2.3. L’écrit entre public et privé

Nous allons maintenant entrer dans l’analyse du détail des pratiques observées, que nous mènerons de deux manières différentes. Dans un premier temps (2.3.), l’étude s’ordonne selon la considération de deux grands domaines d’écriture (écrits agricoles et administratifs) auxquels s’ajoute l’étude d’une pratique transversale à différents champs : la correspondance. Dans un second temps (2.4.), l’analyse procède au repérage de formes graphiques récurrentes à travers ces différents domaines et pratiques.

La logique qui préside à la revue de deux domaines retenus n’est pas réductible à une progression thématique. Chacun des domaines dégagés se caractérise par l’articulation entre des institutions, associées à des lieux et des acteurs déterminés, et des usages de l’écrit spécifiques, liés à une configuration singulière des langues de l’écrit. Il s’agit donc d’une échelle d’analyse adéquate pour étudier la mise en place des modèles scripturaux et la manière dont les acteurs s’en saisissent, dans la perspective qui est la nôtre de comprendre ce qui se joue entre les écrits publics et les écrits à soi.

Les écrits agricoles sont dominés par le modèle de l’écrit fonctionnel que vise à développer la CMDT, à travers tout le système de l’encadrement agricole relayé par l’agent de la CMDT en charge du village et par les membres des AV. Ces écrits, où le bambara domine aux côtés d’usages plus restreint du français, sont des écrits de travail, dont les modèles collectifs, à l’échelle du village, sont réappropriés par les acteurs pour la gestion de leur exploitation.

Les écrits administratifs sont pour une large part des écrits officiels en français dont les centres sont extérieurs au village (notamment la mairie aujourd’hui à Balan). Certaines fonctions d’administration sont déléguées à des acteurs villageois qui usent du bambara. Les usages de l’écrit comme instrument de contrôle et d’identification sont ici centraux. Mais ces modèles sont eux aussi souvent repris à l’échelle familiale ou individuelle dans des visées qu’il faudra élucider.
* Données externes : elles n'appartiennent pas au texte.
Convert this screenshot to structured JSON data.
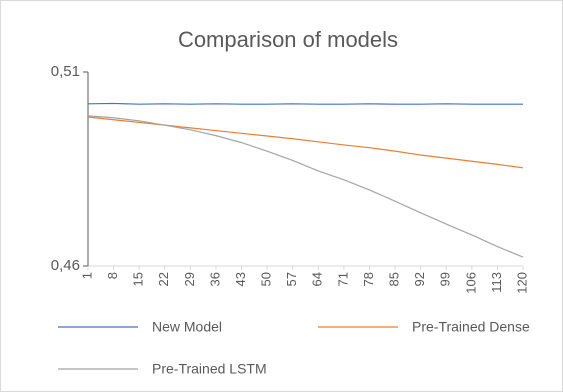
{
  "chart_data": {
    "type": "line",
    "title": "Comparison of models",
    "x": [
      1,
      8,
      15,
      22,
      29,
      36,
      43,
      50,
      57,
      64,
      71,
      78,
      85,
      92,
      99,
      106,
      113,
      120
    ],
    "xlim": [
      1,
      120
    ],
    "xticks": [
      1,
      8,
      15,
      22,
      29,
      36,
      43,
      50,
      57,
      64,
      71,
      78,
      85,
      92,
      99,
      106,
      113,
      120
    ],
    "ylim": [
      0.46,
      0.51
    ],
    "yticks": [
      {
        "value": 0.46,
        "label": "0,46"
      },
      {
        "value": 0.51,
        "label": "0,51"
      }
    ],
    "legend": "bottom",
    "series": [
      {
        "name": "New Model",
        "color": "#4472c4",
        "values": [
          0.5018,
          0.5019,
          0.5017,
          0.5018,
          0.5017,
          0.5018,
          0.5017,
          0.5017,
          0.5018,
          0.5017,
          0.5017,
          0.5018,
          0.5017,
          0.5017,
          0.5018,
          0.5017,
          0.5017,
          0.5017
        ]
      },
      {
        "name": "Pre-Trained Dense",
        "color": "#ed7d31",
        "values": [
          0.4984,
          0.4977,
          0.497,
          0.4963,
          0.4956,
          0.4949,
          0.4942,
          0.4935,
          0.4928,
          0.492,
          0.4912,
          0.4905,
          0.4896,
          0.4886,
          0.4878,
          0.487,
          0.4862,
          0.4853
        ]
      },
      {
        "name": "Pre-Trained LSTM",
        "color": "#a5a5a5",
        "values": [
          0.4987,
          0.4982,
          0.4974,
          0.4963,
          0.4951,
          0.4936,
          0.4918,
          0.4896,
          0.4872,
          0.4845,
          0.4822,
          0.4796,
          0.4767,
          0.4737,
          0.4708,
          0.468,
          0.465,
          0.4623
        ]
      }
    ]
  }
}
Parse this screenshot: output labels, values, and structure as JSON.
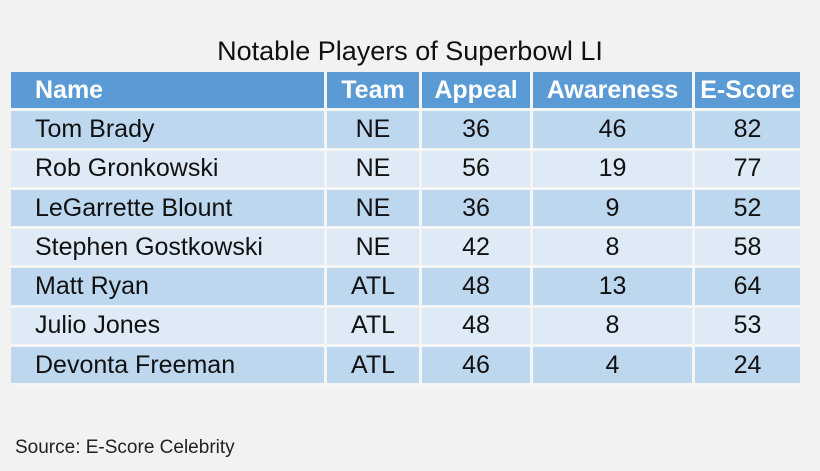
{
  "chart_data": {
    "type": "table",
    "title": "Notable Players of Superbowl LI",
    "columns": [
      "Name",
      "Team",
      "Appeal",
      "Awareness",
      "E-Score"
    ],
    "rows": [
      [
        "Tom Brady",
        "NE",
        "36",
        "46",
        "82"
      ],
      [
        "Rob Gronkowski",
        "NE",
        "56",
        "19",
        "77"
      ],
      [
        "LeGarrette Blount",
        "NE",
        "36",
        "9",
        "52"
      ],
      [
        "Stephen Gostkowski",
        "NE",
        "42",
        "8",
        "58"
      ],
      [
        "Matt Ryan",
        "ATL",
        "48",
        "13",
        "64"
      ],
      [
        "Julio Jones",
        "ATL",
        "48",
        "8",
        "53"
      ],
      [
        "Devonta Freeman",
        "ATL",
        "46",
        "4",
        "24"
      ]
    ],
    "colors": {
      "header": "#5b9bd5",
      "row_odd": "#bdd7ee",
      "row_even": "#deebf7"
    }
  },
  "source": "Source: E-Score Celebrity"
}
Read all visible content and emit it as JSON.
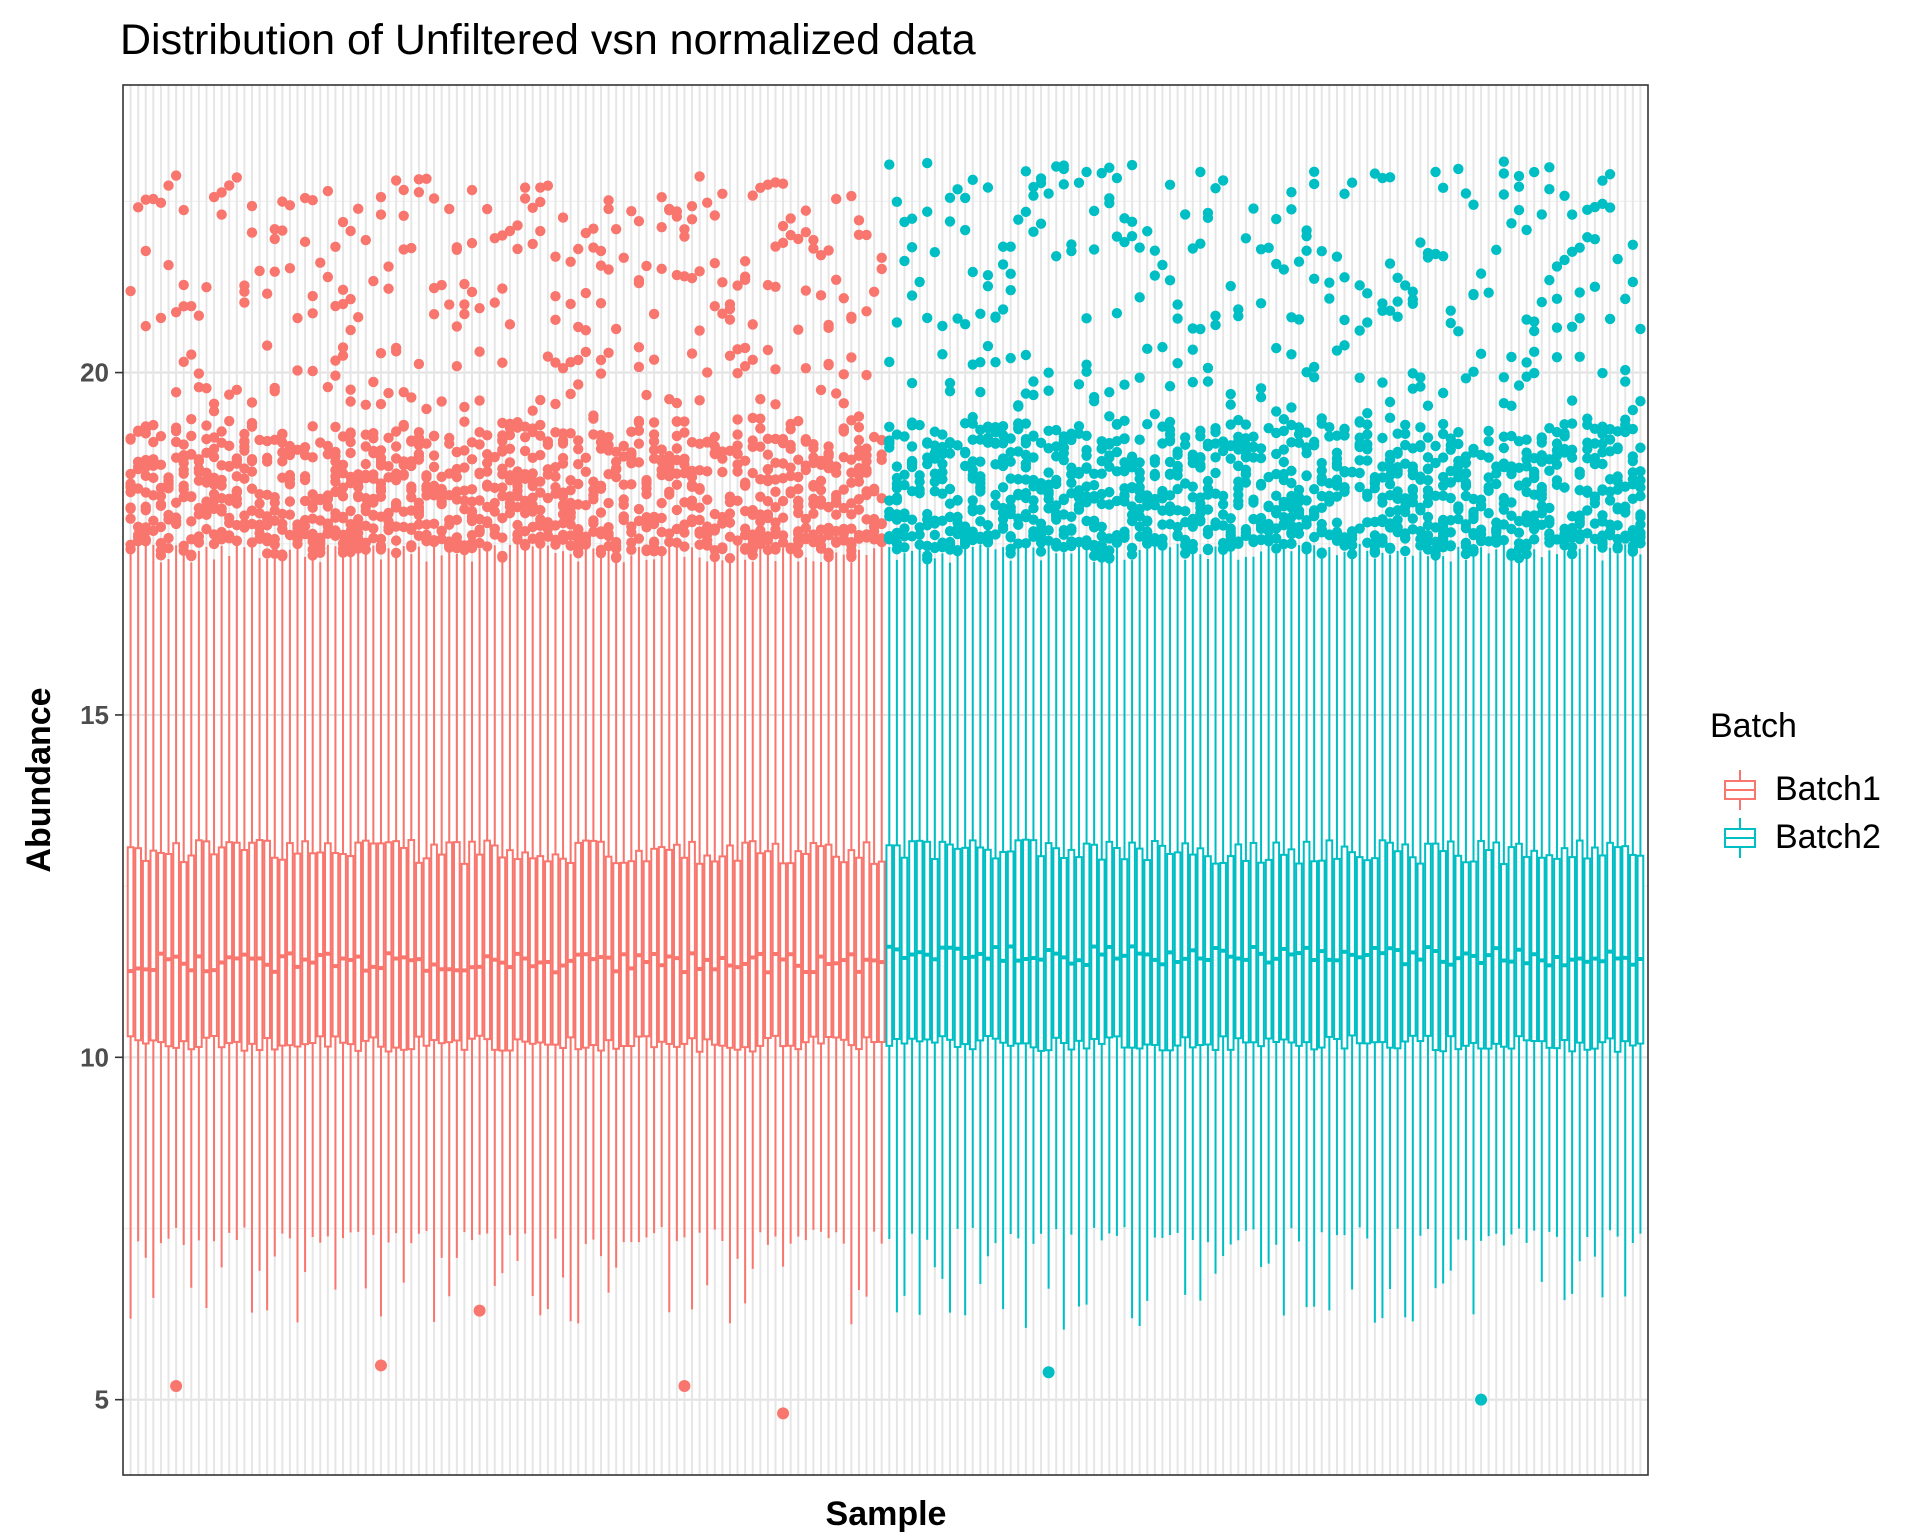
{
  "chart_data": {
    "type": "boxplot",
    "title": "Distribution of Unfiltered vsn normalized data",
    "xlabel": "Sample",
    "ylabel": "Abundance",
    "ylim": [
      3.9,
      24.2
    ],
    "y_ticks": [
      5,
      10,
      15,
      20
    ],
    "grid": true,
    "x_tick_labels_shown": false,
    "legend": {
      "title": "Batch",
      "position": "right",
      "entries": [
        {
          "name": "Batch1",
          "color": "#F8766D"
        },
        {
          "name": "Batch2",
          "color": "#00BFC4"
        }
      ]
    },
    "series": [
      {
        "name": "Batch1",
        "color": "#F8766D",
        "n_samples": 100,
        "typical": {
          "lower_whisker": 7.4,
          "q1": 10.2,
          "median": 11.4,
          "q3": 13.0,
          "upper_whisker": 17.3
        },
        "outliers_high_range": [
          16.8,
          23.2
        ],
        "outliers_low": [
          5.2,
          5.5,
          6.3,
          5.2,
          4.8
        ]
      },
      {
        "name": "Batch2",
        "color": "#00BFC4",
        "n_samples": 100,
        "typical": {
          "lower_whisker": 7.4,
          "q1": 10.2,
          "median": 11.5,
          "q3": 13.0,
          "upper_whisker": 17.3
        },
        "outliers_high_range": [
          16.8,
          23.4
        ],
        "outliers_low": [
          5.4,
          5.0
        ]
      }
    ]
  }
}
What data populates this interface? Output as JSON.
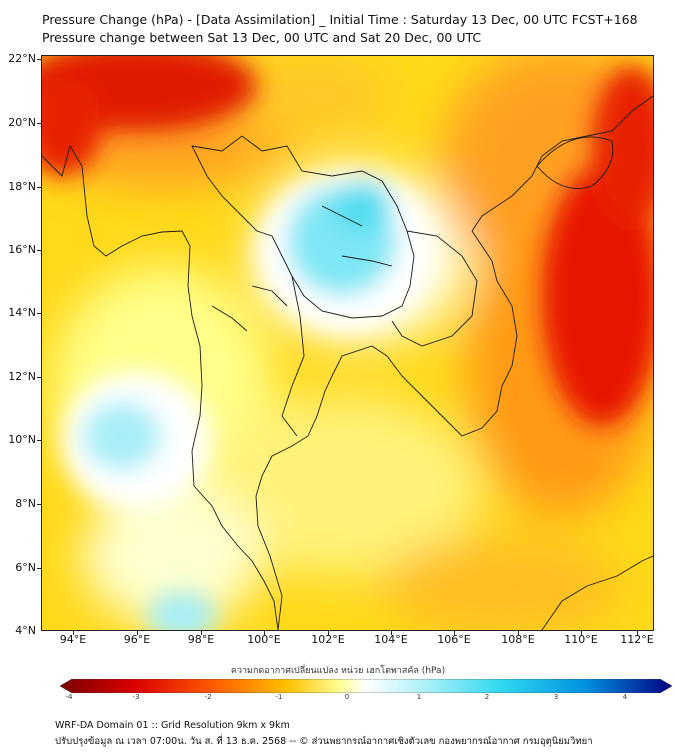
{
  "title": {
    "line1": "Pressure Change (hPa) - [Data Assimilation] _ Initial Time : Saturday 13 Dec, 00 UTC FCST+168",
    "line2": "Pressure change between Sat 13 Dec, 00 UTC and Sat 20 Dec, 00 UTC"
  },
  "map": {
    "lat_labels": [
      "22°N",
      "20°N",
      "18°N",
      "16°N",
      "14°N",
      "12°N",
      "10°N",
      "8°N",
      "6°N",
      "4°N"
    ],
    "lon_labels": [
      "94°E",
      "96°E",
      "98°E",
      "100°E",
      "102°E",
      "104°E",
      "106°E",
      "108°E",
      "110°E",
      "112°E"
    ]
  },
  "colorbar": {
    "label": "ความกดอากาศเปลี่ยนแปลง หน่วย เฮกโตพาสคัล (hPa)",
    "ticks": [
      "-4",
      "-3",
      "-2",
      "-1",
      "0",
      "1",
      "2",
      "3",
      "4"
    ],
    "colors": {
      "neg4": "#7a0000",
      "neg3": "#d90000",
      "neg2": "#ff5a00",
      "neg1": "#ffc000",
      "near0": "#ffff99",
      "zero": "#ffffff",
      "pos1": "#a8f0f8",
      "pos2": "#30d8f0",
      "pos3": "#0090e0",
      "pos4": "#000080"
    }
  },
  "footer": {
    "line1": "WRF-DA Domain 01 :: Grid Resolution 9km x 9km",
    "line2": "ปรับปรุงข้อมูล ณ เวลา 07:00น. วัน ส. ที่ 13 ธ.ค. 2568 -- © ส่วนพยากรณ์อากาศเชิงตัวเลข กองพยากรณ์อากาศ กรมอุตุนิยมวิทยา"
  }
}
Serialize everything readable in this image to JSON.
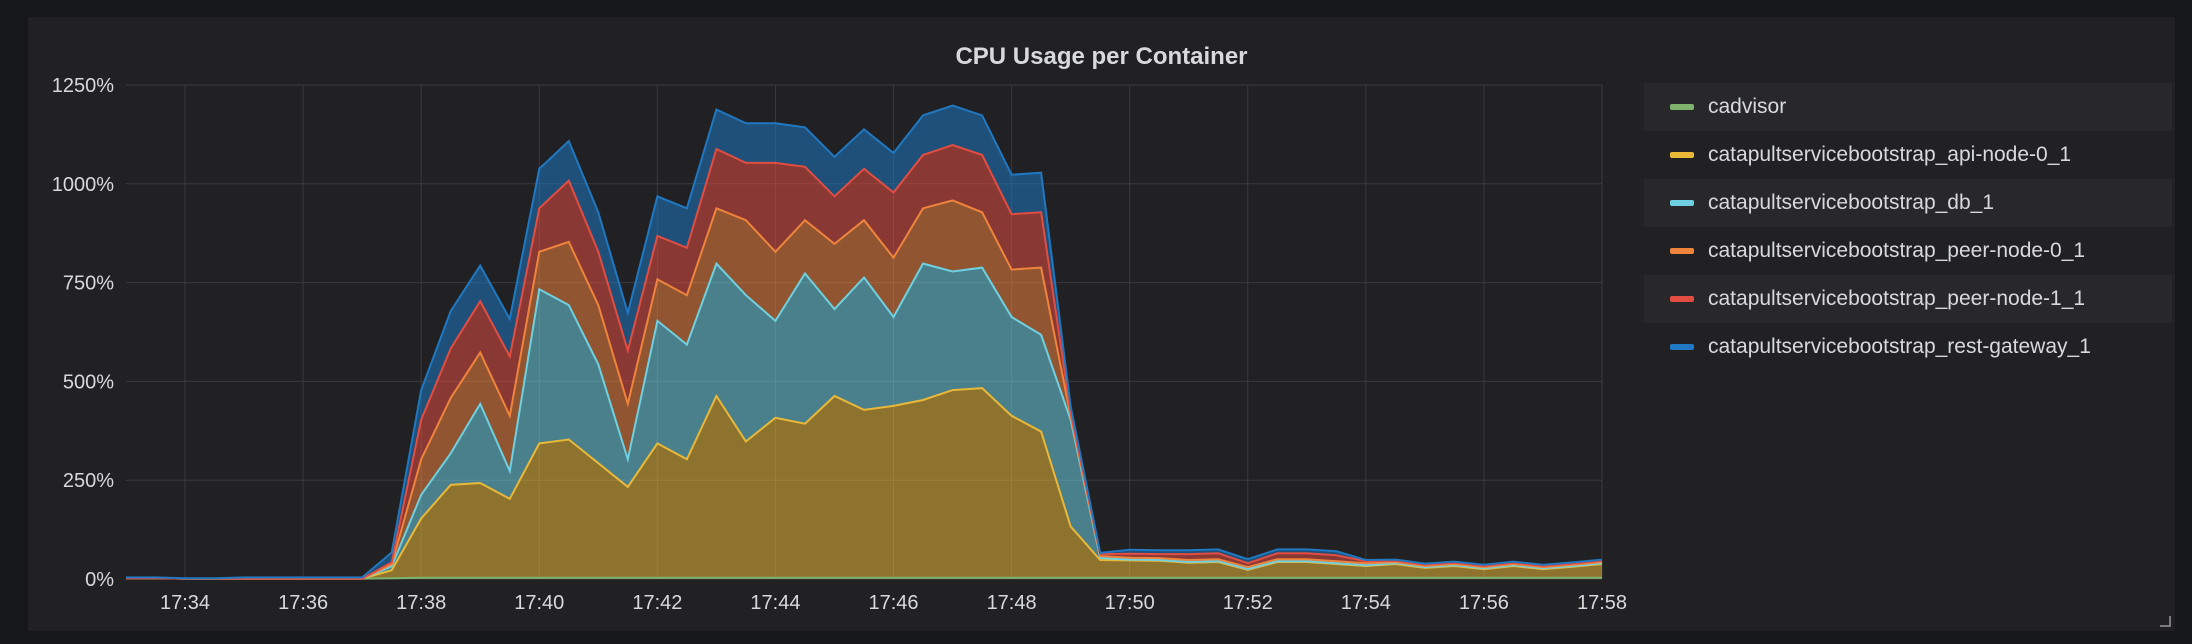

Notons qu’un pôle fort de production d’écrits manque à cette revue, l’école. Celle-ci est une institution physiquement présente dans l’espace du village qu’elle contribue à structurer, tout comme elle en modèle l’histoire comme nous l’avons montré dans notre 1ère partie. Les pratiques scolaires de l’écrit débordent, au Mali comme ailleurs, les limites physiques de ce lieu. Nous avons évoqué précédemment l’importance des instituteurs dont le rôle de médiateurs de l’écrit dépasse l’exercice de leurs fonctions. Cependant, ayant choisi de centrer notre étude sur les pratiques de l’écrit des adultes, nous n’aborderons pas ici les pratiques actuelles de l’écrit scolaire, différentes des pratiques pédagogiques connues par les scripteurs enquêtés. La prégnance des modèles de l’écrit scolaire, en bambara comme en français, retient bien sûr notre attention tout au long de ce travail, mais celles-ci sont reconstituées à travers l’observation des écrits et les entretiens sur la socialisation scolaire passée plutôt que par les observations actuelles.

Quant aux pratiques magico-religieuses, nous aurons l’occasion de les aborder dans le troisième chapitre de cette partie, où nous procéderons à une approche par genres discursifs et formes graphiques.